When exactly does one add in the other 4 tbsp of butter? Butter never appears after Step 1 (2 tbsp) until buttering the bowl and pans at the end of the process. The first Thanksgiving, 10 years ago, when I made this bread I was mystified as to why the batter was so dry. Now I add the rest of the butter during Step 2 and go on faith that is the right point. Wish The Times would fix this...

It looks to me like the remaining butter is brushed on in Step 6. However, if you improved the recipe by adding more butter to the dough, I commend you--in my opinion, more butter is always better! I'm wondering whether it might be a good idea to replace part of the all-purpose flour with King Arthur whole wheat flour. The additional fiber might help compensate for extra butter, LOL.

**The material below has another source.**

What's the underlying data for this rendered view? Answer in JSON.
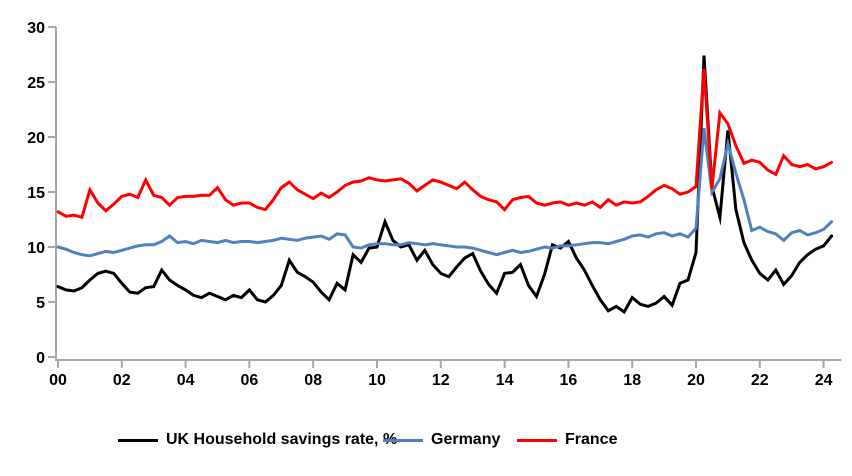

This turned out great. I was short of white flour so substituted 1 cup of whole wheat. I don't have a mixer with dough hooks, so I used a wooden spoon to mix in the flour, then my hands. The dough was a bit shaggy so I let it rest for 15 minutes then formed it into a ball to rise. I forgot to brush on butter after baking. The loaves have a nice loft, perfect crust. The taste is amazing.

Made this recipe with the following changes: Use 1/4 cup maple syrup Used olive oil instead of butter Incorporated about a cup of sourdough starter. My loaf looks just like the picture and the bread is delicious!

Whew! I almost put in 1 1/4 oz of dry yeast. I was stunned by how much yeast! Fortunately I realized she meant one 1/4 ounce pkg of dry yeast. I buy my yeast in bulk and not in packages.

Waaaay too much liquid. A rare Melissa Clark disappointment.